Dünyanın En Güzel Gemisi – Safa Önal
Safa Önal’ın kitabını kitapyurdu kitap avlarımdan birinde, kapağındaki
“Peyami Safa önsözüyle” yazısının gaza getirmesiyle aldım. Güzel pazarlama taktiği! Peyami safa’nın kefilliği
kitabı sevmeme yetmedi maalesef. Kötü bir kitap değil ama ben bir bağ
kuramadım. Zamanı değildi belki Peyamiciğim, yoksa senin sözünün üstüne zinhar söz söylemem.
Asla Pes Etme – Mukadder Gemici
Mukadder Gemici daha önce nerelerdeydin ve neden sadece üç
kitabın var? Sabahattin Ali ve biraz sonra bahsedeceğim Cihan Aktaş’a rağmen
kitabını bu dörtlünün en güzeli seçtim gitti. Öykülerden birini okurken, “bu
bir öykü değil roman olsun, bitmesin” diye düşündüğümü hatırlıyorum. Daha nasıl
öveyim?
Fotoğrafta Ayrı Duran – Cihan Aktaş
Cihan Aktaş adı öykücülük konusunda başlı başına bir övgüdür
bence. Zamanımızın en iyi hikayecilerinden biri olduğunu tekrar ifade etmiş
olayım.

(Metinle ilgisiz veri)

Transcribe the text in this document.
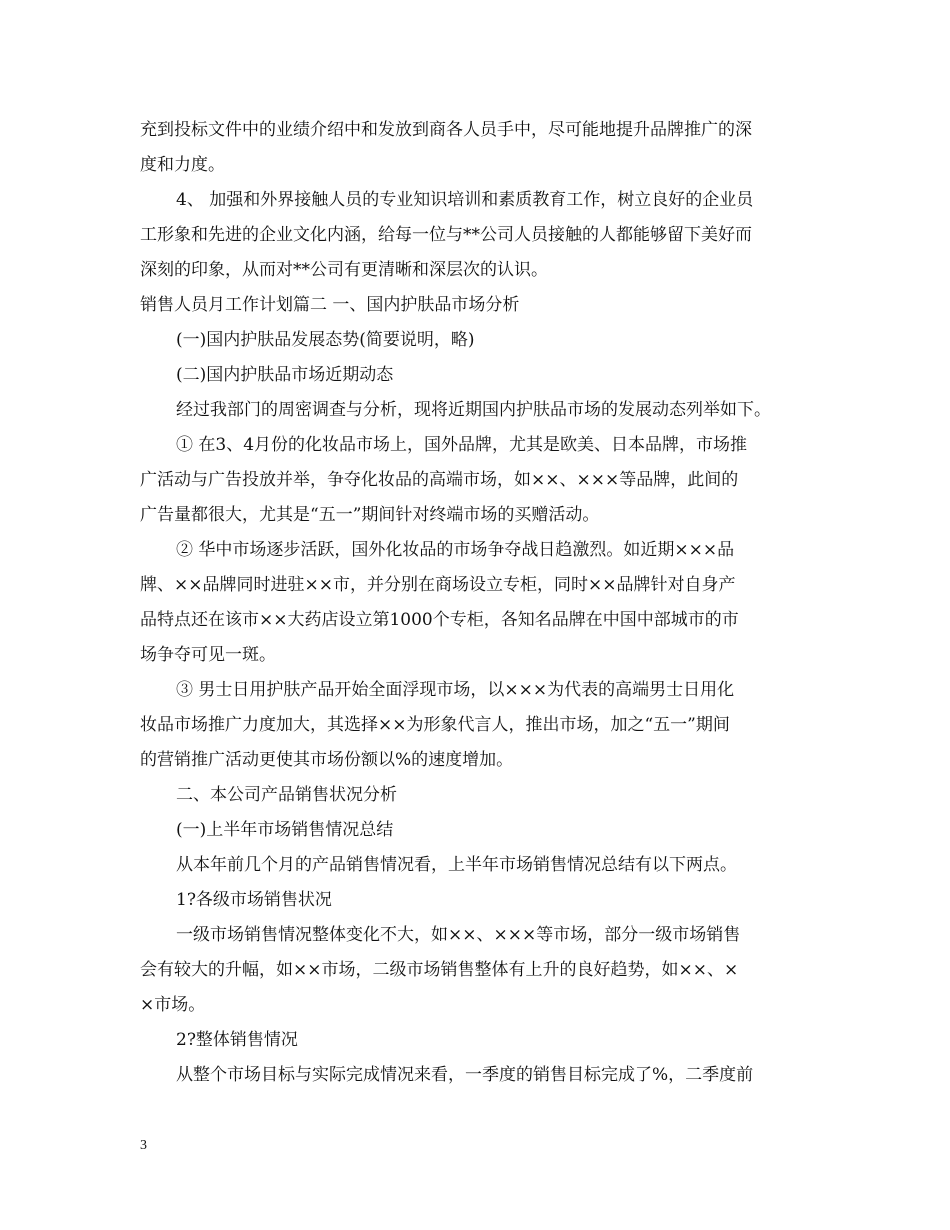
充到投标文件中的业绩介绍中和发放到商各人员手中，尽可能地提升品牌推广的深
度和力度。
4、 加强和外界接触人员的专业知识培训和素质教育工作，树立良好的企业员
工形象和先进的企业文化内涵，给每一位与**公司人员接触的人都能够留下美好而
深刻的印象，从而对**公司有更清晰和深层次的认识。
销售人员月工作计划篇二 一、国内护肤品市场分析
(一)国内护肤品发展态势(简要说明，略)
(二)国内护肤品市场近期动态
经过我部门的周密调查与分析，现将近期国内护肤品市场的发展动态列举如下。
① 在3、4月份的化妆品市场上，国外品牌，尤其是欧美、日本品牌，市场推
广活动与广告投放并举，争夺化妆品的高端市场，如××、×××等品牌，此间的
广告量都很大，尤其是“五一”期间针对终端市场的买赠活动。
② 华中市场逐步活跃，国外化妆品的市场争夺战日趋激烈。如近期×××品
牌、××品牌同时进驻××市，并分别在商场设立专柜，同时××品牌针对自身产
品特点还在该市××大药店设立第1000个专柜，各知名品牌在中国中部城市的市
场争夺可见一斑。
③ 男士日用护肤产品开始全面浮现市场，以×××为代表的高端男士日用化
妆品市场推广力度加大，其选择××为形象代言人，推出市场，加之“五一”期间
的营销推广活动更使其市场份额以%的速度增加。
二、本公司产品销售状况分析
(一)上半年市场销售情况总结
从本年前几个月的产品销售情况看，上半年市场销售情况总结有以下两点。
1?各级市场销售状况
一级市场销售情况整体变化不大，如××、×××等市场，部分一级市场销售
会有较大的升幅，如××市场，二级市场销售整体有上升的良好趋势，如××、×
×市场。
2?整体销售情况
从整个市场目标与实际完成情况来看，一季度的销售目标完成了%，二季度前
3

Bu kitap hakkında ek olarak söyleyebileceğim şey normalde hikaye
kitaplarında olmadığını belirttiğim bütüncüllüğe sahip oluşu. Tamamı mülteciler
hakkındaki hikayelerin arasında, ortak karakterlerden ve ortak dertlerden kaynaklanan bağlantılar var. Bağlantıları ve karakterleri çözmek için kesinlikle ikinci bir okuma
yapılması gerekenlerden.
Öyle işte.
Öyküleri gerçekten çok seviyorum.
Bazılarınızın şiiri sevdiği gibi.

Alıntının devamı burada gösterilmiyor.